While Serpico's reported D'Agostino's conduct to the police, it did not file a criminal complaint against him for theft; an act more consequential to D'Agostino's reputation. However, even had Serpico's done so, the filing of a criminal complaint enjoys an absolute immunity. See Pitts v. Newark Bd. of Educ., 337 N.J. Super. 331, 336-37 (App. Div. 2001) (citing Piper v. Scher, 221 N.J. Super. 54, 60 (App. Div. 1987) (observing that defendant was entitled to dismissal of a defamation claim because the plaintiff based it "solely upon the criminal complaints" filed against her which were "absolutely privileged") (additional citations omitted)). Such complaints are privileged "to protect the public interest in freedom of access to the courts." Id. at 337 (citations omitted). This absolute privilege alone provides the basis on which to dismiss D'Agostino's claim. See Piper, supra, 221 N.J. Super. at 60.

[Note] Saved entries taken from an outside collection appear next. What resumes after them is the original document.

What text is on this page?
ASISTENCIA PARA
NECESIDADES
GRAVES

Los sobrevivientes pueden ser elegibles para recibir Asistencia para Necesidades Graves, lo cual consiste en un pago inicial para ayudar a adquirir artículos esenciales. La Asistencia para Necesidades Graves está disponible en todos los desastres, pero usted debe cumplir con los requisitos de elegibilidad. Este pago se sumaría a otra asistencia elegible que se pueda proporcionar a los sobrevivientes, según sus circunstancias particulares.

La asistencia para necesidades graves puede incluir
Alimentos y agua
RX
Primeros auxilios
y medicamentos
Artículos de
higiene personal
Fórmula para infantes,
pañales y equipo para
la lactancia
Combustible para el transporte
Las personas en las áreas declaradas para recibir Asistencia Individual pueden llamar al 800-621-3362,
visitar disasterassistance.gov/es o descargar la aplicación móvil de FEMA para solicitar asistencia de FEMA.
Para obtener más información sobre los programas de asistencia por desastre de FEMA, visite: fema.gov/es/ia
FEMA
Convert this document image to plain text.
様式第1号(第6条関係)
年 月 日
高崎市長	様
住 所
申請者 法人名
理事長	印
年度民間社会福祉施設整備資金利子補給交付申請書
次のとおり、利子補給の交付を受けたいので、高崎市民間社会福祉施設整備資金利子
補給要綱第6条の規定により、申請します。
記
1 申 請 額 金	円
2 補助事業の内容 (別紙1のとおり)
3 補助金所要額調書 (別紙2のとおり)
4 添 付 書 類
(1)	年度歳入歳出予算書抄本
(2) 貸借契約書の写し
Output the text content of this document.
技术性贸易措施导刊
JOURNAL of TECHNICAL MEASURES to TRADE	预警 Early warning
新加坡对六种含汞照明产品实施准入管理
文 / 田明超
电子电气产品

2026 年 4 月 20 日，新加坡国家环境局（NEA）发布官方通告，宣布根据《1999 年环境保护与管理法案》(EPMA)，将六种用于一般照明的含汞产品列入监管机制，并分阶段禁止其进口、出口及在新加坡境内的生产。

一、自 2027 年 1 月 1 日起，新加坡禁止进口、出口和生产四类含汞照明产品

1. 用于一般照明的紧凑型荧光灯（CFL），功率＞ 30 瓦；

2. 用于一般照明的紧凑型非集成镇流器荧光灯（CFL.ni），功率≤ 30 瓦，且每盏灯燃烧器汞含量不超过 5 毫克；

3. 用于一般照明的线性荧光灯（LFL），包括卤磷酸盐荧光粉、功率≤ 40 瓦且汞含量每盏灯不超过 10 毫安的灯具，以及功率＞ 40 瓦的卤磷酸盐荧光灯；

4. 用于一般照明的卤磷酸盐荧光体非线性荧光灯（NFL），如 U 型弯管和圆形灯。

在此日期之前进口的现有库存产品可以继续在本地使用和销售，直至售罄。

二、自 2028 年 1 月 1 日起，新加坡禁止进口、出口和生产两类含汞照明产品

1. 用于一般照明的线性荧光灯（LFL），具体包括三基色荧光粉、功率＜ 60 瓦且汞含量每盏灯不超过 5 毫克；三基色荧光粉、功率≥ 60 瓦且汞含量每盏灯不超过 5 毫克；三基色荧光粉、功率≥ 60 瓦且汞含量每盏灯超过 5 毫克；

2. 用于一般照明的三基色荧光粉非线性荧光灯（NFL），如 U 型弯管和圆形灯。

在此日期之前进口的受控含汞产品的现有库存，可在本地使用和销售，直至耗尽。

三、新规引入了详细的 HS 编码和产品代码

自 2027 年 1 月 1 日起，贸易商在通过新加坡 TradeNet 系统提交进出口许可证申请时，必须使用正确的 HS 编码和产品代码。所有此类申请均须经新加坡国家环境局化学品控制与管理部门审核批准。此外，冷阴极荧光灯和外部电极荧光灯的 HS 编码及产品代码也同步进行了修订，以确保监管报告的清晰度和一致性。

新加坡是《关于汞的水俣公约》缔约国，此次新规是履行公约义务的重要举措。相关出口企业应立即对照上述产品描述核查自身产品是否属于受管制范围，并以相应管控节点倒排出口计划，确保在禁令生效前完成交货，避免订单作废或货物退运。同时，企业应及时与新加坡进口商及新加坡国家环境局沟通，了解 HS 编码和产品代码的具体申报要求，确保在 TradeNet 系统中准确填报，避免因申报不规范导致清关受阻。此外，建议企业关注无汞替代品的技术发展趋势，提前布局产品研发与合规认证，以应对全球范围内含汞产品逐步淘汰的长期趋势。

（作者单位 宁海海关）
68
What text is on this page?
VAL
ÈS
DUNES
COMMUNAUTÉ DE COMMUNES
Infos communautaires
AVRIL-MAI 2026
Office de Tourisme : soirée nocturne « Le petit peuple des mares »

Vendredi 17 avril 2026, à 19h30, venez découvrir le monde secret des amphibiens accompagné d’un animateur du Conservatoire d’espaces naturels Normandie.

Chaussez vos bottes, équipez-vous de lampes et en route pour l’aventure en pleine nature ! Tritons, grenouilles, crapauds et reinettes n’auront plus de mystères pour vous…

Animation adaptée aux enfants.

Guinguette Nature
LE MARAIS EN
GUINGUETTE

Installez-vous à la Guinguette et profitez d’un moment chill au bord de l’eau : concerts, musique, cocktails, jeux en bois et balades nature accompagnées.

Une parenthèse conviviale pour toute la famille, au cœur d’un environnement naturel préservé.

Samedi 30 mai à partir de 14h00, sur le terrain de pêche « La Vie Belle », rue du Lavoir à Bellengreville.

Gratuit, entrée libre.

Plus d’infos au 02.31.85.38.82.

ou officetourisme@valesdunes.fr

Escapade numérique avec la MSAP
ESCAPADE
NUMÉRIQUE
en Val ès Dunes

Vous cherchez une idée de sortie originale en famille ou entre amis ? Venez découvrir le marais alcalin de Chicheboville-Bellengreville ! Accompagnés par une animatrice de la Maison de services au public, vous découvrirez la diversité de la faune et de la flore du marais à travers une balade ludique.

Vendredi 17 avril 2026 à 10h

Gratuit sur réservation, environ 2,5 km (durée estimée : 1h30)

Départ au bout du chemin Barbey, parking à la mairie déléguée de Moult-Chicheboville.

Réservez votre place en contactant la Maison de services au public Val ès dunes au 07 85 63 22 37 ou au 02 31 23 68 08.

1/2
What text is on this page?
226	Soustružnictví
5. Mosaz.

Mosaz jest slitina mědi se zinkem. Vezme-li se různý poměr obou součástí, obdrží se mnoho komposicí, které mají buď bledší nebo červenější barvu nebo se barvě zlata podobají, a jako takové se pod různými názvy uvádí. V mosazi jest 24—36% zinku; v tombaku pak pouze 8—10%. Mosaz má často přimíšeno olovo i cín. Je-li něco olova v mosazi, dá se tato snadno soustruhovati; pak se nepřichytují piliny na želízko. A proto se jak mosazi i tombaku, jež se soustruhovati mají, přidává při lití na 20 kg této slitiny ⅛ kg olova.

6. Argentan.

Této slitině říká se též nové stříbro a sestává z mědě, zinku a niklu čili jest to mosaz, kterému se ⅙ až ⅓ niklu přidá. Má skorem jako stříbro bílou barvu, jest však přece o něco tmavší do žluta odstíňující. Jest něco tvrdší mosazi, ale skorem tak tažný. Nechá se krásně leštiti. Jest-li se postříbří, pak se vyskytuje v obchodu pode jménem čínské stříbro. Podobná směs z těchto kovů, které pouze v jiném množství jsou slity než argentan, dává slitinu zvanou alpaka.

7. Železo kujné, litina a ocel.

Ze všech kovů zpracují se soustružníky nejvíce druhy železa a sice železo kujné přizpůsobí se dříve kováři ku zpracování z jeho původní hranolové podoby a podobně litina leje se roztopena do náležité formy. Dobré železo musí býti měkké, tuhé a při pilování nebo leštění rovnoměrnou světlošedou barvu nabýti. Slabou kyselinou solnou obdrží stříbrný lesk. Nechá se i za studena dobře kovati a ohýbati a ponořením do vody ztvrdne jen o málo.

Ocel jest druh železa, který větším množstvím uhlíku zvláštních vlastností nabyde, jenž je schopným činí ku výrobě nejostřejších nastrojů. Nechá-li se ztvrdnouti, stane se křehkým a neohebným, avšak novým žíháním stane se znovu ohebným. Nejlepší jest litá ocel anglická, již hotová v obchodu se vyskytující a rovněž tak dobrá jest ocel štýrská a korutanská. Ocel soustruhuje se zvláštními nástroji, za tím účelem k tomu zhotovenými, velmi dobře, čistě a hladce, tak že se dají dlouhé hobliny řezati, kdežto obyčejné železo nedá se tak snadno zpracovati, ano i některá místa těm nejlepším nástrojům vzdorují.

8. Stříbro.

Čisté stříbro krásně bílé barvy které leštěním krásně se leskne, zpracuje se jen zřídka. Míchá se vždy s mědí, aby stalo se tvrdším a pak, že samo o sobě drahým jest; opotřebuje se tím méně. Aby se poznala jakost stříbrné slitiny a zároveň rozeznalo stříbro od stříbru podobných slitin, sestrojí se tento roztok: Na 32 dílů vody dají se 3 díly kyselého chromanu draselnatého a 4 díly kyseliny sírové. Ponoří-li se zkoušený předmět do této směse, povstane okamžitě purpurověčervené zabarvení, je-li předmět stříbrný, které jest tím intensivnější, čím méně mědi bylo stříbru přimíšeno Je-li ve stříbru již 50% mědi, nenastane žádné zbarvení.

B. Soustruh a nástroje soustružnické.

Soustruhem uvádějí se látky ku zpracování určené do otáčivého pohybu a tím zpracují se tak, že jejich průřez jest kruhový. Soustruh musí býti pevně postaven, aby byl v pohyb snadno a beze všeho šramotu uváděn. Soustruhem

To the contrary, D'Agostino's first argument that the judge's exclusion of testimony relating to statements made to him by Jon and his employees (party-opponents) as hearsay is meritorious. N.J.R.E. 803(b)(1). See One Step Up v. Sam Logistic, 419 N.J. Super. 500, 507-08 (App. Div. 2011). A trial court's evidentiary rulings are reviewed employing the abuse of discretion standard. Hisenaj v. Kuehner, 194 N.J. 6, 12 (2008). We disregard any error we deem harmless. Higgins v. Owens-Corning Fiberglass Corp., 282 N.J. Super. 600, 609 (App. Div. 1995). Only those errors "clearly capable of producing an unjust result" will result in reversal of a verdict. R. 2:10-2.

Here, we conclude the error was harmless insofar as the statements D'Agostino sought to introduce were contained within the police report admitted in evidence upon D'Agostino's offer.5 Presumably, the judge considered the statements in reaching his decision.6

To the extent that we have not specifically addressed any of plaintiff's remaining arguments, we find them to be without sufficient merit to warrant a discussion in a written opinion. R. 2:11-3(e)(1)(E).

Affirmed.

1 Plaintiff does not appeal regarding the non-payment claim as it appears to have been resolved between the parties.

2 The report was marked as a plaintiff's exhibit in evidence at trial. Notwithstanding its hearsay content, there was no objection to its admission. See N.J.R.E. 802.

3 Although not plead as defamation, we consider the claim of a false statement to local police as one sounding in that tort.

4 D'Agostino sought to testify regarding statements made by Jon which, upon objection, was ruled inadmissible as hearsay.

5 On appeal, neither party has argued that the police report's admission was erroneous.

6 While we agree with the decision to dismiss reached by the judge, a more detailed statement of reasons would have been preferable in effectuating appellate review.